Studi successivi hanno dimostrato che il differente approccio all’analisi delle cartelle sanitarie ed alcune differenze metodologiche potevano spiegare questa importante differenza[3] e che riconducendo i dati Australiani alla metodologia degli studi USA, il reale tasso di incidenza avrebbe potuto essere di poco superiore al 10%.
Seguendo il solco dell’HMPS altri studi sono stati effettuati
in UK[4], Danimarca[5], Nuova Zelanda[6], Canada[7] ed in molti altri Paesi tra cui,
recentemente, anche in Italia[8].
[1] A. R. Localio et al., “Relation between Malpractice Claims and Adverse Events due to Negligence. Results of the Harvard Medical Practice Study III,” The New England Journal of Medicine 325, no. 4 (July 25, 1991): 245–51, doi:10.1056/NEJM199107253250405.
[2] Don Harper Mills, “Medical Insurance Feasibility Study,” Western Journal of Medicine 128, no. 4 (April 1978): 360–65.

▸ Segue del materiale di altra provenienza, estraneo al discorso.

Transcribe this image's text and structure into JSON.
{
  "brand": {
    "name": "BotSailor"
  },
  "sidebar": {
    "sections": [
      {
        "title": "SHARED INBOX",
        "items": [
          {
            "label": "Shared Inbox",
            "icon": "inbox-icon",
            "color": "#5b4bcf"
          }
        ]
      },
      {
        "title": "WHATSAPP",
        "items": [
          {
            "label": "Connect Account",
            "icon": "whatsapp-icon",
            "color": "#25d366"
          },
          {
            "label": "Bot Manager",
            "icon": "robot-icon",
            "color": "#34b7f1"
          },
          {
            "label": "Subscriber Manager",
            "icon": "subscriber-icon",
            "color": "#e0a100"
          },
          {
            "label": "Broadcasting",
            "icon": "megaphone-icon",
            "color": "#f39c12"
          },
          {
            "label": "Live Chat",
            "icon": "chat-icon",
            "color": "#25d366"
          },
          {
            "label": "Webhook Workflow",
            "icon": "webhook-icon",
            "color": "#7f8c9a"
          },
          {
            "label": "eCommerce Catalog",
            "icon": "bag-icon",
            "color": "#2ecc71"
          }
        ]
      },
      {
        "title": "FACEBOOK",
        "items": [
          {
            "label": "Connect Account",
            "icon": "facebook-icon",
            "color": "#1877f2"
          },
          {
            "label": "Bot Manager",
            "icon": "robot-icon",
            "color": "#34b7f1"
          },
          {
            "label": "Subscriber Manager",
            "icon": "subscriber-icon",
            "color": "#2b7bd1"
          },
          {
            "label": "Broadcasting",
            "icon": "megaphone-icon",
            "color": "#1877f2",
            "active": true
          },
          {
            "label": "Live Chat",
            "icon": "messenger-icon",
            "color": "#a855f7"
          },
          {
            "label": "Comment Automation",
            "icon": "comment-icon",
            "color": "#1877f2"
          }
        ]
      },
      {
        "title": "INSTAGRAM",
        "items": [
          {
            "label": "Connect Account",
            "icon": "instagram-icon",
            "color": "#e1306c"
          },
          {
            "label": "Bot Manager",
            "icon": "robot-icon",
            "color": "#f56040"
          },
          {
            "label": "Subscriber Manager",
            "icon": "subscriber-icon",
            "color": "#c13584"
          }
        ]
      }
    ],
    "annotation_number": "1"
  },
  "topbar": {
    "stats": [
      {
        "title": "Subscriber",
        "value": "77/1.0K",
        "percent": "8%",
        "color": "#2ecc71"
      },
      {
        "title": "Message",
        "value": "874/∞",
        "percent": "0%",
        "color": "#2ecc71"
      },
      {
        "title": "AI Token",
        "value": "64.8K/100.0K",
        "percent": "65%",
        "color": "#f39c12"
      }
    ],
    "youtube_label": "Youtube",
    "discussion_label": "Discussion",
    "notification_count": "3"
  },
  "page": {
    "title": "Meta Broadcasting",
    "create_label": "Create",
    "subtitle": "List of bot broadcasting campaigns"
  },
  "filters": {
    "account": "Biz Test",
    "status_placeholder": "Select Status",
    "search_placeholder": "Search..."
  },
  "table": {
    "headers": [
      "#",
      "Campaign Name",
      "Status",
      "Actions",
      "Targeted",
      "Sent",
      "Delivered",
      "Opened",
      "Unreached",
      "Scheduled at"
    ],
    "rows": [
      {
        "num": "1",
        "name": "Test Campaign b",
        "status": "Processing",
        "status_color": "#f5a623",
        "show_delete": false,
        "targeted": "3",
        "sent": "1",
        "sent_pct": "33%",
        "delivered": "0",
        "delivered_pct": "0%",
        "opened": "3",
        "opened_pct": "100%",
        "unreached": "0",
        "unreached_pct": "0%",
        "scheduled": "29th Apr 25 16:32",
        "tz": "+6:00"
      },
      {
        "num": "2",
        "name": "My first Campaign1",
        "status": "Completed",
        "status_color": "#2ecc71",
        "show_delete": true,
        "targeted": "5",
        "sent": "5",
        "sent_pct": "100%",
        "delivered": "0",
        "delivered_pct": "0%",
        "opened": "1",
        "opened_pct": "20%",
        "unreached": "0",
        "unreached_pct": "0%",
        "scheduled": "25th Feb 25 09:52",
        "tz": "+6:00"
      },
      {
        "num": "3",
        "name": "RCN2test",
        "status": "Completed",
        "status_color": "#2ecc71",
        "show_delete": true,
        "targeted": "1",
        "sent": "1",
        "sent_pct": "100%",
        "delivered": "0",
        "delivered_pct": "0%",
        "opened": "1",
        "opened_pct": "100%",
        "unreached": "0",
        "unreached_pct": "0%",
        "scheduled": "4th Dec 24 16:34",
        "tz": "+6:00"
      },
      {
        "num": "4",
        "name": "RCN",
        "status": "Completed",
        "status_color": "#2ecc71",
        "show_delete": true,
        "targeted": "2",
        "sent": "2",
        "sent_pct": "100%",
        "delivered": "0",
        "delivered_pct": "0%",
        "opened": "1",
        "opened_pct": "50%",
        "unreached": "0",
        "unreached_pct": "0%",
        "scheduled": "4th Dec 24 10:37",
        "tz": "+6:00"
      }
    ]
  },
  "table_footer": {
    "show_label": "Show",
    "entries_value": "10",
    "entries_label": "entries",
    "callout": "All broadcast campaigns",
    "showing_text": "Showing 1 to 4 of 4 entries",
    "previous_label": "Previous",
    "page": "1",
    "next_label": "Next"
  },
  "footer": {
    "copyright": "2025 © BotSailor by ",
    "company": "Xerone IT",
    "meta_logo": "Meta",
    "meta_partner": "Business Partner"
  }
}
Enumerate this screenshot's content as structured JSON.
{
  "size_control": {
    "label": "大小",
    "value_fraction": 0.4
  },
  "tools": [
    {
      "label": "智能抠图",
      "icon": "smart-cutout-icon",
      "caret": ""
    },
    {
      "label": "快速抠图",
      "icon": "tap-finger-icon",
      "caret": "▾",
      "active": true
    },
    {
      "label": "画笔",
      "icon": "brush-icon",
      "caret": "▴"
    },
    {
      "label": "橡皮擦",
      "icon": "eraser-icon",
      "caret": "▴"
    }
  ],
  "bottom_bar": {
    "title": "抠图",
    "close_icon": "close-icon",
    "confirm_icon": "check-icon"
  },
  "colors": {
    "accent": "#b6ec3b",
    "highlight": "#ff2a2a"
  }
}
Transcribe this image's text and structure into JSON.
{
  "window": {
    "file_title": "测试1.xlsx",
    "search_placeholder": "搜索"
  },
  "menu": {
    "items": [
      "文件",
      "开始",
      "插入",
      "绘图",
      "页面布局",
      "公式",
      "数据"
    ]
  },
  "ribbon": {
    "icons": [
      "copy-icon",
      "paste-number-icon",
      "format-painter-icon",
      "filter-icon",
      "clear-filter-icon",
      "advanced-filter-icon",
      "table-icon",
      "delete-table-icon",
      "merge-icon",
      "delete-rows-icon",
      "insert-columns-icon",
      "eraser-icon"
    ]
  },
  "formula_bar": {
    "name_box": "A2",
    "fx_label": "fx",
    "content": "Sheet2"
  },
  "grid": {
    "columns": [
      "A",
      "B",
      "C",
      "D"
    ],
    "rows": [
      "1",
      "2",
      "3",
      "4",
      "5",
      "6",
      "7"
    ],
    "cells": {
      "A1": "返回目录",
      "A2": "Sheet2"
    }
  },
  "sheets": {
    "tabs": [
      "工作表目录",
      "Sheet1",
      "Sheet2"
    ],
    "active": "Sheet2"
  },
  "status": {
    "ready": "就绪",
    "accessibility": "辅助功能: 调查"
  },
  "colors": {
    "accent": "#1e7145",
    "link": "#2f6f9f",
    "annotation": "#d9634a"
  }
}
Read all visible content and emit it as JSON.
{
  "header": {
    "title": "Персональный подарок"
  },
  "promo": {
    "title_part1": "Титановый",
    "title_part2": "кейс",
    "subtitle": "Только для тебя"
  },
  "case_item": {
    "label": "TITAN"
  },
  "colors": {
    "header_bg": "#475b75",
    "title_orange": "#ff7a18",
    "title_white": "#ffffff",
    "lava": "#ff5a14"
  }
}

[3] Eric J. Thomas et al., “A Comparison of Iatrogenic Injury Studies in Australia and the USA I: Context, Methods, Casemix, Population, Patient and Hospital Characteristics,” International Journal for Quality in Health Care 12, no. 5 (October 1, 2000): 371–78, doi:10.1093/intqhc/12.5.371.
[4] Charles Vincent, Graham Neale, and Maria Woloshynowych, “Adverse Events in British Hospitals: Preliminary Retrospective Record Review,” BMJ 322, no. 7285 (March 3, 2001): 517–19, doi:10.1136/bmj.322.7285.517.
[5] T. Schiøler et al., “Incidence of adverse events in hospitals. A retrospective study of medical records,” Ugeskrift for Laeger 163, no. 39 (September 24, 2001): 5370–78.
[6] P. Davis et al., “Adverse Events Regional Feasibility Study: Indicative Findings,” The New Zealand Medical Journal 114, no. 1131 (May 11, 2001): 203–5.
[7] G. Ross Baker et al., “The Canadian Adverse Events Study: The Incidence of Adverse Events among Hospital Patients in Canada,” CMAJ : Canadian Medical Association Journal 170, no. 11 (May 25, 2004): 1678–86, doi:10.1503/cmaj.1040498.
[8] Riccardo Tartaglia et al., “Adverse events and preventable consequences: retrospective study in five large Italian hospitals,” Epidemiologia E Prevenzione 36, no. 3–4 (August 2012): 151–61.